Didcot (19th C: Dudcott or Dudcote) is a town and civil parish about 10 miles south of Oxford. It was in Berkshire for centuries until the county boundary changes of 1974 moved it into Oxfordshire.
The Great Western Railway reached Didcot in 1839, chiefly because Lord Wantage would not sell land to the railway company, and thus obliged the London-to-Bristol line to take a northerly diversion. A proposed railway link with Oxford was opposed by the university, which thought it would lead undergraduates to debauchery in London. Hence the mainline went through Didcot, offending neither dons nor landowners.
Didcot station (which burnt down in the later nineteenth century) opened in 1840, and a branch line to Oxford was nonetheless laid down in 1844.
In 1882 the Didcot, Newbury and Southampton railway (DNS) was completed (at least as far south as Winchester, beyond which it never progressed), making Didcot an important railway crossroads. On account of this the town achieved strategic importance during the two world wars. Army and RAF ordnance depots were built on the site of what later became the power station.
The DN&S line closed in the 1960s, and the military depots became the power station and Milton Business Park.
Didcot Power Station, a 2,000 megawatt coal-fired station with a 650ft chimney and six 325ft cooling towers (and which is in fact in the parish of Sutton Courtenay) was voted the third worst eyesore in Britain by Country Life magazine. It has now been decommissioned and partly dismantled.
Local place names
Didcot was known as Dudcott or Dudcote until the mid-nineteenth century. Northbourne was also known as North Hagbourne.
Other local names were Copse Lane, Lydall Lane, Parsonage Pen, Tubbeney Cottage, Bowyers, Wights and Ladygrove Farm.
Size
1,120 acres (453 hectares)
Population
241 in 1851; 25,140 in 2011
Hundred
Moreton
Poor law union
Wallingford
Registration district
Wallingford
Present-day local authority
South Oxfordshire (of which Didcot is the principal town)
Grid reference
SU 52 90
Adjoining parishes in nineteenth century
Genealogical resources
Didcot’s earliest parish register went missing in the nineteenth century, but was fortunately recovered when it turned up for sale.
No records survive for Didcot St Frideswide.
For Didcot St Peter see East and West Hagbourne.

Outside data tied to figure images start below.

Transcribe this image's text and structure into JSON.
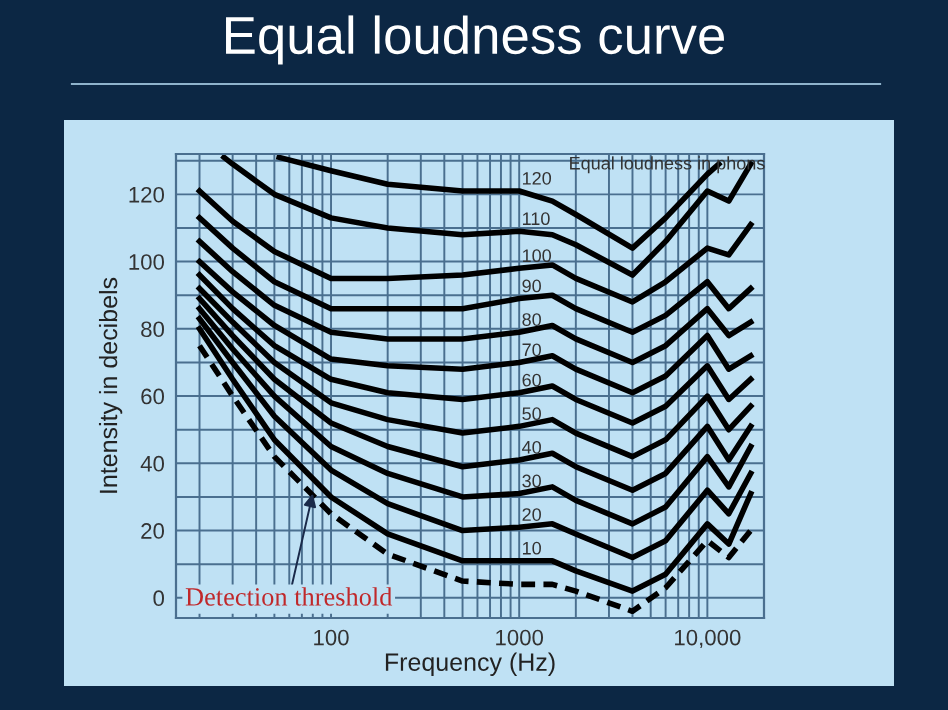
{
  "chart_data": {
    "type": "line",
    "title": "Equal loudness curve",
    "xlabel": "Frequency (Hz)",
    "ylabel": "Intensity in decibels",
    "log": "x",
    "annotations": [
      "Equal loudness in phons",
      {
        "text": "Detection threshold",
        "x": 80,
        "y": 31
      }
    ],
    "xlim": [
      15,
      20000
    ],
    "ylim": [
      -6,
      132
    ],
    "xticks": [
      {
        "value": 20,
        "label": null
      },
      {
        "value": 30,
        "label": null
      },
      {
        "value": 40,
        "label": null
      },
      {
        "value": 50,
        "label": null
      },
      {
        "value": 60,
        "label": null
      },
      {
        "value": 70,
        "label": null
      },
      {
        "value": 80,
        "label": null
      },
      {
        "value": 90,
        "label": null
      },
      100,
      {
        "value": 200,
        "label": null
      },
      {
        "value": 300,
        "label": null
      },
      {
        "value": 400,
        "label": null
      },
      {
        "value": 500,
        "label": null
      },
      {
        "value": 600,
        "label": null
      },
      {
        "value": 700,
        "label": null
      },
      {
        "value": 800,
        "label": null
      },
      {
        "value": 900,
        "label": null
      },
      1000,
      {
        "value": 2000,
        "label": null
      },
      {
        "value": 3000,
        "label": null
      },
      {
        "value": 4000,
        "label": null
      },
      {
        "value": 5000,
        "label": null
      },
      {
        "value": 6000,
        "label": null
      },
      {
        "value": 7000,
        "label": null
      },
      {
        "value": 8000,
        "label": null
      },
      {
        "value": 9000,
        "label": null
      },
      {
        "value": 10000,
        "label": "10,000"
      }
    ],
    "yticks": [
      0,
      {
        "value": 10,
        "label": null
      },
      20,
      {
        "value": 30,
        "label": null
      },
      40,
      {
        "value": 50,
        "label": null
      },
      60,
      {
        "value": 70,
        "label": null
      },
      80,
      {
        "value": 90,
        "label": null
      },
      100,
      {
        "value": 110,
        "label": null
      },
      120,
      {
        "value": 130,
        "label": null
      }
    ],
    "grid": true,
    "legend": false,
    "marker": "none",
    "line_style": "solid",
    "x": [
      20,
      30,
      50,
      100,
      200,
      500,
      1000,
      1500,
      2000,
      4000,
      6000,
      10000,
      13000,
      17000
    ],
    "series": [
      {
        "color": "#000000",
        "line_style": "dashed",
        "values": [
          75,
          60,
          42,
          25,
          13,
          5,
          4,
          4,
          2,
          -4,
          3,
          17,
          12,
          20
        ]
      },
      {
        "name": "10",
        "color": "#000000",
        "values": [
          80,
          65,
          47,
          30,
          19,
          11,
          11,
          11,
          8,
          2,
          7,
          22,
          16,
          31
        ]
      },
      {
        "name": "20",
        "color": "#000000",
        "values": [
          83,
          70,
          54,
          38,
          28,
          20,
          21,
          22,
          19,
          12,
          17,
          32,
          25,
          37
        ]
      },
      {
        "name": "30",
        "color": "#000000",
        "values": [
          86,
          74,
          60,
          45,
          37,
          30,
          31,
          33,
          29,
          22,
          27,
          42,
          33,
          45
        ]
      },
      {
        "name": "40",
        "color": "#000000",
        "values": [
          89,
          78,
          65,
          52,
          45,
          39,
          41,
          43,
          39,
          32,
          37,
          51,
          41,
          51
        ]
      },
      {
        "name": "50",
        "color": "#000000",
        "values": [
          92,
          82,
          70,
          58,
          53,
          49,
          51,
          53,
          49,
          42,
          47,
          60,
          50,
          57
        ]
      },
      {
        "name": "60",
        "color": "#000000",
        "values": [
          96,
          86,
          75,
          65,
          61,
          59,
          61,
          63,
          59,
          52,
          57,
          69,
          59,
          65
        ]
      },
      {
        "name": "70",
        "color": "#000000",
        "values": [
          100,
          91,
          81,
          71,
          69,
          68,
          70,
          72,
          68,
          61,
          66,
          78,
          68,
          72
        ]
      },
      {
        "name": "80",
        "color": "#000000",
        "values": [
          106,
          97,
          87,
          79,
          77,
          77,
          79,
          81,
          77,
          70,
          75,
          86,
          78,
          82
        ]
      },
      {
        "name": "90",
        "color": "#000000",
        "values": [
          113,
          104,
          94,
          86,
          86,
          86,
          89,
          90,
          86,
          79,
          84,
          94,
          86,
          92
        ]
      },
      {
        "name": "100",
        "color": "#000000",
        "values": [
          121,
          112,
          103,
          95,
          95,
          96,
          98,
          99,
          95,
          88,
          94,
          104,
          102,
          111
        ]
      },
      {
        "name": "110",
        "color": "#000000",
        "x": [
          27,
          30,
          50,
          100,
          200,
          500,
          1000,
          1500,
          2000,
          4000,
          6000,
          10000,
          13000,
          17000
        ],
        "values": [
          131,
          129,
          120,
          113,
          110,
          108,
          109,
          108,
          105,
          96,
          106,
          121,
          118,
          129
        ]
      },
      {
        "name": "120",
        "color": "#000000",
        "x": [
          53,
          100,
          200,
          500,
          1000,
          1500,
          2000,
          4000,
          6000,
          10000,
          11500
        ],
        "values": [
          131,
          127,
          123,
          121,
          121,
          118,
          114,
          104,
          113,
          126,
          129
        ]
      }
    ]
  }
}
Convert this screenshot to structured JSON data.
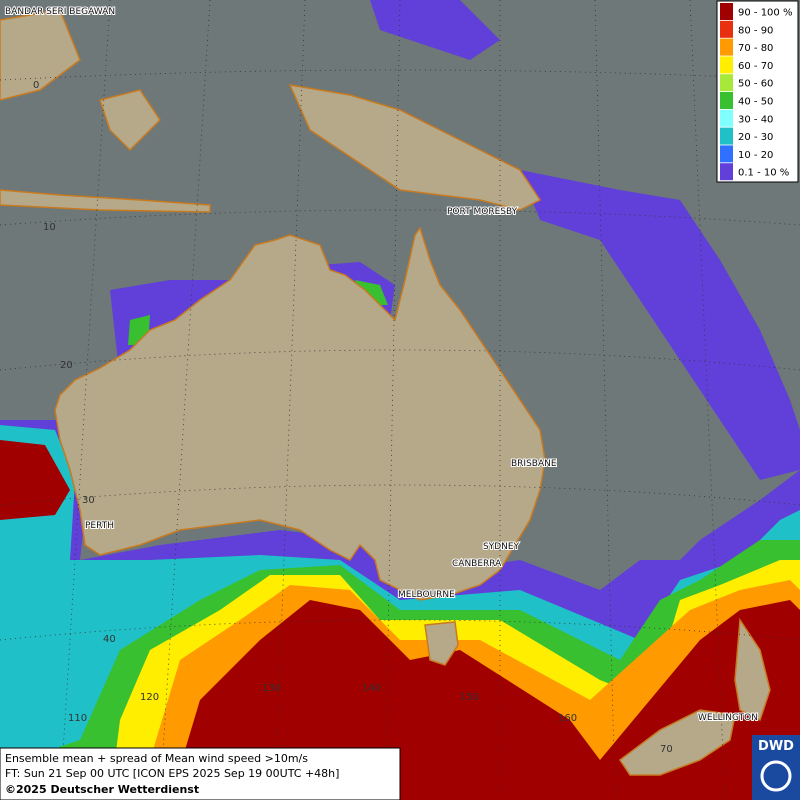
{
  "map": {
    "cities": [
      "BANDAR SERI BEGAWAN",
      "PORT MORESBY",
      "BRISBANE",
      "PERTH",
      "SYDNEY",
      "CANBERRA",
      "MELBOURNE",
      "WELLINGTON"
    ],
    "lat_labels": [
      "0",
      "10",
      "20",
      "30",
      "40"
    ],
    "lon_labels": [
      "110",
      "120",
      "130",
      "140",
      "150",
      "160",
      "70"
    ]
  },
  "legend": {
    "items": [
      {
        "label": "90 - 100 %",
        "color": "#a00000"
      },
      {
        "label": "80 - 90",
        "color": "#e83010"
      },
      {
        "label": "70 - 80",
        "color": "#ff9a00"
      },
      {
        "label": "60 - 70",
        "color": "#ffee00"
      },
      {
        "label": "50 - 60",
        "color": "#a8e83a"
      },
      {
        "label": "40 - 50",
        "color": "#38c030"
      },
      {
        "label": "30 - 40",
        "color": "#80ffff"
      },
      {
        "label": "20 - 30",
        "color": "#20c0c8"
      },
      {
        "label": "10 - 20",
        "color": "#3070ff"
      },
      {
        "label": "0.1 - 10 %",
        "color": "#6040d8"
      }
    ]
  },
  "footer": {
    "line1": "Ensemble mean + spread of Mean wind speed >10m/s",
    "line2": "FT: Sun 21 Sep 00 UTC [ICON EPS 2025 Sep 19 00UTC +48h]",
    "line3": "©2025 Deutscher Wetterdienst"
  },
  "logo": "DWD"
}
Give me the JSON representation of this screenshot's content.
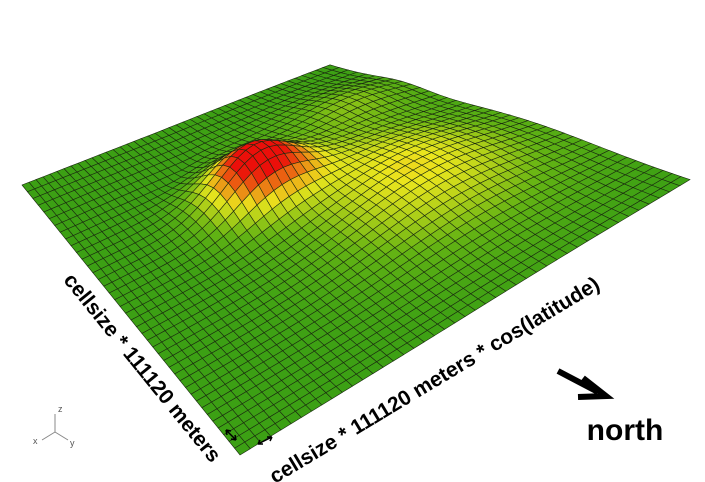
{
  "labels": {
    "left_edge": "cellsize * 111120 meters",
    "right_edge": "cellsize * 111120 meters * cos(latitude)",
    "direction": "north",
    "axes": {
      "x": "x",
      "y": "y",
      "z": "z"
    }
  }
}
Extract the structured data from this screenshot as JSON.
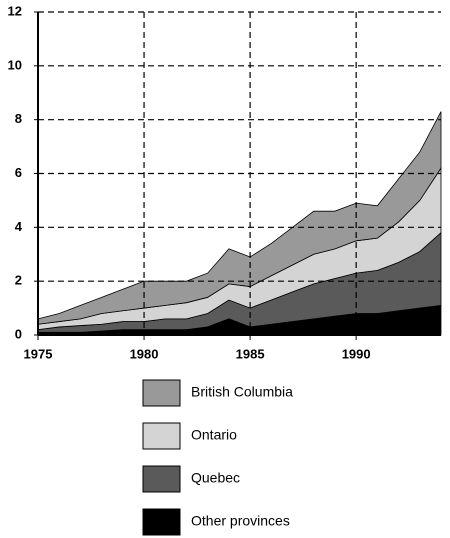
{
  "chart_data": {
    "type": "stacked-area",
    "x": [
      1975,
      1976,
      1977,
      1978,
      1979,
      1980,
      1981,
      1982,
      1983,
      1984,
      1985,
      1986,
      1987,
      1988,
      1989,
      1990,
      1991,
      1992,
      1993,
      1994
    ],
    "series": [
      {
        "name": "Other provinces",
        "color": "#000000",
        "values": [
          0.1,
          0.1,
          0.1,
          0.15,
          0.2,
          0.2,
          0.2,
          0.2,
          0.3,
          0.6,
          0.3,
          0.4,
          0.5,
          0.6,
          0.7,
          0.8,
          0.8,
          0.9,
          1.0,
          1.1
        ]
      },
      {
        "name": "Quebec",
        "color": "#5a5a5a",
        "values": [
          0.1,
          0.2,
          0.25,
          0.25,
          0.3,
          0.3,
          0.4,
          0.4,
          0.5,
          0.7,
          0.7,
          0.9,
          1.1,
          1.3,
          1.4,
          1.5,
          1.6,
          1.8,
          2.1,
          2.7
        ]
      },
      {
        "name": "Ontario",
        "color": "#d4d4d4",
        "values": [
          0.2,
          0.2,
          0.25,
          0.4,
          0.4,
          0.5,
          0.5,
          0.6,
          0.6,
          0.6,
          0.8,
          0.9,
          1.0,
          1.1,
          1.1,
          1.2,
          1.2,
          1.5,
          1.9,
          2.4
        ]
      },
      {
        "name": "British Columbia",
        "color": "#999999",
        "values": [
          0.2,
          0.3,
          0.5,
          0.6,
          0.8,
          1.0,
          0.9,
          0.8,
          0.9,
          1.3,
          1.1,
          1.2,
          1.4,
          1.6,
          1.4,
          1.4,
          1.2,
          1.6,
          1.8,
          2.1
        ]
      }
    ],
    "xlim": [
      1975,
      1994
    ],
    "xticks": [
      1975,
      1980,
      1985,
      1990
    ],
    "ylim": [
      0,
      12
    ],
    "yticks": [
      0,
      2,
      4,
      6,
      8,
      10,
      12
    ],
    "grid": true
  }
}
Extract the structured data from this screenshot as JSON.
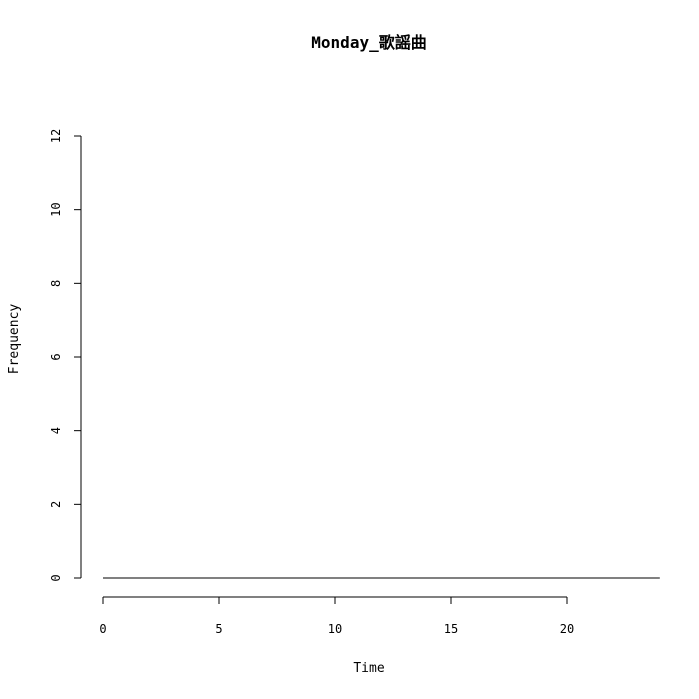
{
  "chart_data": {
    "type": "line",
    "title": "Monday_歌謡曲",
    "xlabel": "Time",
    "ylabel": "Frequency",
    "xlim": [
      0,
      24
    ],
    "ylim": [
      0,
      12
    ],
    "x_ticks": [
      0,
      5,
      10,
      15,
      20
    ],
    "y_ticks": [
      0,
      2,
      4,
      6,
      8,
      10,
      12
    ],
    "grid": false,
    "series": [
      {
        "x": [
          0,
          24
        ],
        "y": [
          0,
          0
        ],
        "color": "#000000"
      }
    ]
  }
}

See Berks FHS Books for coverage of this parish in the society’s range of CDs.
See also Berkshire Record Office holdings.
Published local history
- Around Didcot and the Hagbournes (Sutton Publishing)
- Changing face Of Didcot a photographic record * (Didcot & District Archaeological & Historical Soc, 1977)
- Didcot documents vol 1: wills and inventories 1530 – 1851
- Didcot: the long years of obscurity to 1841*
- Poor struggling little town: history of Didcot 1918 -45*
- The railway comes to Didcot*
- Didcot and the Hagbournes in old photographs*
- Didcot and villages*
- Didcot All Saints monumental inscriptions*
- Didcot parish registers
- Didcot’s heroes remembered
- People of Didcot (Temus Publishing)
- Upton monumental inscriptions
Links
Anglican church and parochial organisation
Didcot is a rectory in the archdeaconry of Berkshire and diocese of Oxford. Until 1868 its only church was the twelfth-century church of All Saints.
Building of a new church, St Peter’s, began in 1889 and served the newly formed separate parish of St Peter’s Northbourne in 1916. Work on a new church nearer to the middle of the parish began in 1976. The old St Peter’s Northbourne was deconsecrated, and the new St Peter’s Didcot consecrated in 1977.
Other churches
A Wesleyan chapel (on the Wantage circuit) was established by 1854. Primitive Methodists and Baptist followed. There was a Catholic church by 1934.
Churches Together in Didcot and District serves about a dozen local churches of several denominations.
Schools
There was a National school at Didcot by 1847, in the old Rectory Cottages in Lydall’s Road, and a new school was built in 1854, as described in the contemporary extract above. This was replaced in 1896 by Manor School, which still exists.
With the rapid increase in population another school was built in 1877 in Church Street, Northbourne, and demolished in the 1970s.
In 1962 a new school was built in Cockcroft Road.
Didcot Senior Mixed school opened in the late 1931 and the Senior Boys’ School in Hagbourne Field in 1935.
Didcot is today served by several schools, details of which can be seen here.
Pubs
The Rail Hotel and White Hart were enumerated in the 1851 census.
There are a good many more today, such as the Wheatsheaf, pictured below.
photo Colin Bates [CC-BY-SA-2.0 (http://creativecommons.org/licenses/by-sa/2.0)], via Wikimedia Commons
Other local history
13 railway employees were enumerated in the 1851 census, presaging a rapid population increase. Northbourne was built in 1868 for railway workers.
The Didcot Railway Centre houses a collection of Great Western Railway steam engines, coaches, wagons, buildings and small relics, and a recreation of Brunel’s broad gauge railway.